Près de chez moi, il y avait une librairie d'occasion qui avait tout un rayon série noire, un franc le livre, trois pour en embarquer cinq, et on pouvait les rapporter et les échanger.

J'y ai dévoré tout ce que j'ai pu trouver, entre autres heureusement, de l'oeuvre de Carter Brown, un pseudonyme qui a publié 150 livres, pure pulp fiction, en 15 ans. Ca se lisait encore plus vite qu'il l'avait écrit.

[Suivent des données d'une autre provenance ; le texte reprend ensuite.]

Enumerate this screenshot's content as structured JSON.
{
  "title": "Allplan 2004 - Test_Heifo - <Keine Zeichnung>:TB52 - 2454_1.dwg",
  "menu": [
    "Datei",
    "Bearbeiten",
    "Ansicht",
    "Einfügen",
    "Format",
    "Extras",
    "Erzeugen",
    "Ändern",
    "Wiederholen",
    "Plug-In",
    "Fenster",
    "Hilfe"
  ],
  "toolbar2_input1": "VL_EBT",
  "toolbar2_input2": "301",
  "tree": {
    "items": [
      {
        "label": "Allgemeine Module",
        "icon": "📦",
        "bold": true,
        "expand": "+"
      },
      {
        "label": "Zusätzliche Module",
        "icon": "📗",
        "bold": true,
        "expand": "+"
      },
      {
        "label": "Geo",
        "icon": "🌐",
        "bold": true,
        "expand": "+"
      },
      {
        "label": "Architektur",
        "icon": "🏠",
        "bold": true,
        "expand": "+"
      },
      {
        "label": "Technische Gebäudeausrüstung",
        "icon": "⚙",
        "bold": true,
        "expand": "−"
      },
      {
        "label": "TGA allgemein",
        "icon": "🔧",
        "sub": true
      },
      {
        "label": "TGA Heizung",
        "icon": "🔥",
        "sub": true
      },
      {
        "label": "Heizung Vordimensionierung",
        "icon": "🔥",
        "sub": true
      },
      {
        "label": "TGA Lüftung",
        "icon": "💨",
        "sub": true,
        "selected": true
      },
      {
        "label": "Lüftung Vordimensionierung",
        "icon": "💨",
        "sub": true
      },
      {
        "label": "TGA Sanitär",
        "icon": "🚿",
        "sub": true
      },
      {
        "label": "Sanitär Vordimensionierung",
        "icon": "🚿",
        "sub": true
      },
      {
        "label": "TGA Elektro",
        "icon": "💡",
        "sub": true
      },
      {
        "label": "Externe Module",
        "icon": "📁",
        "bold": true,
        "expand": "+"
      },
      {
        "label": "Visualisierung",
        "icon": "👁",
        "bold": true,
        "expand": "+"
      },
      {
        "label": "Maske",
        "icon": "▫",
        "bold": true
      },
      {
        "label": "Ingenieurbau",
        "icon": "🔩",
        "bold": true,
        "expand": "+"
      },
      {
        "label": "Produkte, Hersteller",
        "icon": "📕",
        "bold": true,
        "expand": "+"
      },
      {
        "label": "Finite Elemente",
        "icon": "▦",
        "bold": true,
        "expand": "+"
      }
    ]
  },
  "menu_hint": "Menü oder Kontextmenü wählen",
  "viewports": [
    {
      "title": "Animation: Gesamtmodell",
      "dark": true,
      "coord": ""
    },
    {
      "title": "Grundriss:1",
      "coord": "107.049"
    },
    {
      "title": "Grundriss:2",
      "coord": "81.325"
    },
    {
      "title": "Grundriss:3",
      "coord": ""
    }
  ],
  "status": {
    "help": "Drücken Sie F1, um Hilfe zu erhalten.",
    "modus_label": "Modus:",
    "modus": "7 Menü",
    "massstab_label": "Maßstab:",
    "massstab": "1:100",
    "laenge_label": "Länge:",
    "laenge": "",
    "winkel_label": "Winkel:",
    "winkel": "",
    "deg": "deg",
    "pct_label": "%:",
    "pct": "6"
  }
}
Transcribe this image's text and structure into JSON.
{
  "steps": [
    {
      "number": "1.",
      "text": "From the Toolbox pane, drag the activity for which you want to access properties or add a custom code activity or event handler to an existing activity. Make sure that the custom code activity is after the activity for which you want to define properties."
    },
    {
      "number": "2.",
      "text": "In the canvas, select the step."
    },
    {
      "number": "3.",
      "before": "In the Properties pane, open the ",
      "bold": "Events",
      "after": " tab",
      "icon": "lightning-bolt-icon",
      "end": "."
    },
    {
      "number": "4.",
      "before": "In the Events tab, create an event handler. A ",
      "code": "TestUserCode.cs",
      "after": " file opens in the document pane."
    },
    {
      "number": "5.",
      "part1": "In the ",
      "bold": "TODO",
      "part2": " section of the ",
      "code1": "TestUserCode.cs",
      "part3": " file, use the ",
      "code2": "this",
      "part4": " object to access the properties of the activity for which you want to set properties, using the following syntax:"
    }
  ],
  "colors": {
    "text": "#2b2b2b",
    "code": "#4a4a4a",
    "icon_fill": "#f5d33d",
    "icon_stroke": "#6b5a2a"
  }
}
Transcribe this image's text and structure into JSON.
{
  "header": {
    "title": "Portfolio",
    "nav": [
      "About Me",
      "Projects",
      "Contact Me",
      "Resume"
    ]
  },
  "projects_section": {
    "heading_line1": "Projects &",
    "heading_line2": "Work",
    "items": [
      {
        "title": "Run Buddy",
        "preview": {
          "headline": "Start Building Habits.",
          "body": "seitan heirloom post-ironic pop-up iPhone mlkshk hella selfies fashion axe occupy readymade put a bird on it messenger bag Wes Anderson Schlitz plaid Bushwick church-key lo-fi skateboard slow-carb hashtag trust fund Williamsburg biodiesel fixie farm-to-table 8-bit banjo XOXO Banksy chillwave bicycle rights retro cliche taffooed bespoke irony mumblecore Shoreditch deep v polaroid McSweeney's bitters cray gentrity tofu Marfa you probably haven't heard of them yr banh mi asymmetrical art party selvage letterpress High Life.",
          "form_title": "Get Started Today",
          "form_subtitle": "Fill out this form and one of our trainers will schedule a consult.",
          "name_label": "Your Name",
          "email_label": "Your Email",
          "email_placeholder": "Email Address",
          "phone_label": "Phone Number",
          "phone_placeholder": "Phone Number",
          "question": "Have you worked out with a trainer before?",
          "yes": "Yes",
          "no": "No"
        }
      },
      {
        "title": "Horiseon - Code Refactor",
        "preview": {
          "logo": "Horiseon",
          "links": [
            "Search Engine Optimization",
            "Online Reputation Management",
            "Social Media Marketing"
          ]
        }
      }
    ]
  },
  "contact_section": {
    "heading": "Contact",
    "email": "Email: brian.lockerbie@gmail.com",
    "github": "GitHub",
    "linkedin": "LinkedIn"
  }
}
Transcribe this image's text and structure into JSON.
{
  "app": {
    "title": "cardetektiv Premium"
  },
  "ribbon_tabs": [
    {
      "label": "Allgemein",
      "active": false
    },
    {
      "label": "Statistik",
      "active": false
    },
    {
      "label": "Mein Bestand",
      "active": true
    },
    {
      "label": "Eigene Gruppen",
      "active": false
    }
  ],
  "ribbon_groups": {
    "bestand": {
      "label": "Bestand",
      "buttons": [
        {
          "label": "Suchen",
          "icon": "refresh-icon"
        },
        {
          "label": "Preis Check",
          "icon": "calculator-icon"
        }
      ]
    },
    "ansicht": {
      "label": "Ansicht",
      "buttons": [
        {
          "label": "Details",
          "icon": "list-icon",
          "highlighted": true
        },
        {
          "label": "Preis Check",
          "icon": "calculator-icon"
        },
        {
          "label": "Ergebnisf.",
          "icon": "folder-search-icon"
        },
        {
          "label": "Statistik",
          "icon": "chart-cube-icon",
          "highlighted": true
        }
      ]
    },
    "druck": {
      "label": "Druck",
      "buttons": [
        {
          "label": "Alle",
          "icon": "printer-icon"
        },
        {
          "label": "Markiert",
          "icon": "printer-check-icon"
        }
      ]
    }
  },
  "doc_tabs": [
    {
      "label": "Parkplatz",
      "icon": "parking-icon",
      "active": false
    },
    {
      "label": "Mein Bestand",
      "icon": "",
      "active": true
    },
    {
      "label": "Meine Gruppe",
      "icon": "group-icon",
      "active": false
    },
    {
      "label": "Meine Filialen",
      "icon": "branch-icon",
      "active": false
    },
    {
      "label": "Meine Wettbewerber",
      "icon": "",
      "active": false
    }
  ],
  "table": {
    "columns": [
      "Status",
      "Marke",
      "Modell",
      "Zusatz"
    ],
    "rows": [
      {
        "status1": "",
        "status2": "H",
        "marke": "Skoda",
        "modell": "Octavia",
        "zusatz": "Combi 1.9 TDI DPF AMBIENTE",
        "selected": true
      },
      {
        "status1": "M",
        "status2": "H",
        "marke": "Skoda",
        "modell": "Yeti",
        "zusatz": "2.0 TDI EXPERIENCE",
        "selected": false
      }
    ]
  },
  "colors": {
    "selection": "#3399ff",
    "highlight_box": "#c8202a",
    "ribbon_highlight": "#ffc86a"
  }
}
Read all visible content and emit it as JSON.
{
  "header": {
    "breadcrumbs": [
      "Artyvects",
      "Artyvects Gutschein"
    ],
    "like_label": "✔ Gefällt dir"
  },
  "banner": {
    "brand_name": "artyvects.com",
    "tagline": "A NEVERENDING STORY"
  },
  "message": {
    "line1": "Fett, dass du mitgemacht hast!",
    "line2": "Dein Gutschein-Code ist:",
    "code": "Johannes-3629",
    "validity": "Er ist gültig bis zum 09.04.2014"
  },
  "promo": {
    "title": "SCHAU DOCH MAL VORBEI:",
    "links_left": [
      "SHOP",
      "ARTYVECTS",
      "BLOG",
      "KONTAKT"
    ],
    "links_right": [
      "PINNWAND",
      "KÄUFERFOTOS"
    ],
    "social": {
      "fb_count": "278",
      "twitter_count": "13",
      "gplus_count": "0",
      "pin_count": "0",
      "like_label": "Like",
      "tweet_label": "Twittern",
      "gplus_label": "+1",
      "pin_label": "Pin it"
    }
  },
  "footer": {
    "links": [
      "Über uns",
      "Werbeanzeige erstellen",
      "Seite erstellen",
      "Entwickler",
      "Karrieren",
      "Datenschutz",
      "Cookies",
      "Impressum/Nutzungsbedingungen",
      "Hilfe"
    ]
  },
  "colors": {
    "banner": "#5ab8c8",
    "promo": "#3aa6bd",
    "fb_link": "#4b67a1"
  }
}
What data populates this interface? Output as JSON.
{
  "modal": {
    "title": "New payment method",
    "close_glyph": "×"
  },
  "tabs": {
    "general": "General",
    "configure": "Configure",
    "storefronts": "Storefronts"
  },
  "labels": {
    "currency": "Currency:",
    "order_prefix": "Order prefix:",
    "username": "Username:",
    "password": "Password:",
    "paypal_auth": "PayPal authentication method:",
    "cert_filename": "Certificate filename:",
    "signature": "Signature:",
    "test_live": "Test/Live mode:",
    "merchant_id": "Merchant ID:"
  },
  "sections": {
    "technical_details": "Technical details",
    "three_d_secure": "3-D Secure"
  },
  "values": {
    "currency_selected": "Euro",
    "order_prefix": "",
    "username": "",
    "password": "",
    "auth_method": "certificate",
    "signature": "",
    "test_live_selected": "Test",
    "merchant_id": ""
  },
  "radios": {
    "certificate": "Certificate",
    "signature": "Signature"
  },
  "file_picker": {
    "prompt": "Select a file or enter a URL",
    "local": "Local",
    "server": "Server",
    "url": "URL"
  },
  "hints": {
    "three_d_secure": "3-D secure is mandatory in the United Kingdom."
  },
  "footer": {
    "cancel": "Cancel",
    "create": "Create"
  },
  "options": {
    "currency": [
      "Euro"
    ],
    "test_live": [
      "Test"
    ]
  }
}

Les titres, Croupe Suzette ou Le valseur énigmatique, ne laissaient aucun doute sur les centres d'intérêt du bonhomme.

Je lui dois quelques bons souvenirs de fessées.

Dont une. Une donzelle renversée sur le comptoir d'un bar, les arrières giflés d'importance, et pour finir, dan sa culotte remontée, l'homme verse le contenu d'un seau à glaçon, avant de lui masser le postère. Un chaud froid comme je les aimais, ou comme alors mes fantasmes savaient que j'allais les aimer.

"Un massage de croupe aux glaçons." C'était l'exacte phrase.

Rue Bricabrac, bdsm, glaçons, Carter Brown
photo hundrednorth

"Certes", me dit dominamant quand j'en arrive à ce point de mon souvenir de mauvaise littérature et de masturbations frénétique, "mais tu n'as pas de culotte" (je rappelle aux lecteurs qui arrivent de Mars, le mois ou la planète, qu'hier, à Paris et à 22 heures, il faisait encore dans les 30°).

Heureusement, il existe des tas de moyens de jouer avec des glaçons sans être culottée.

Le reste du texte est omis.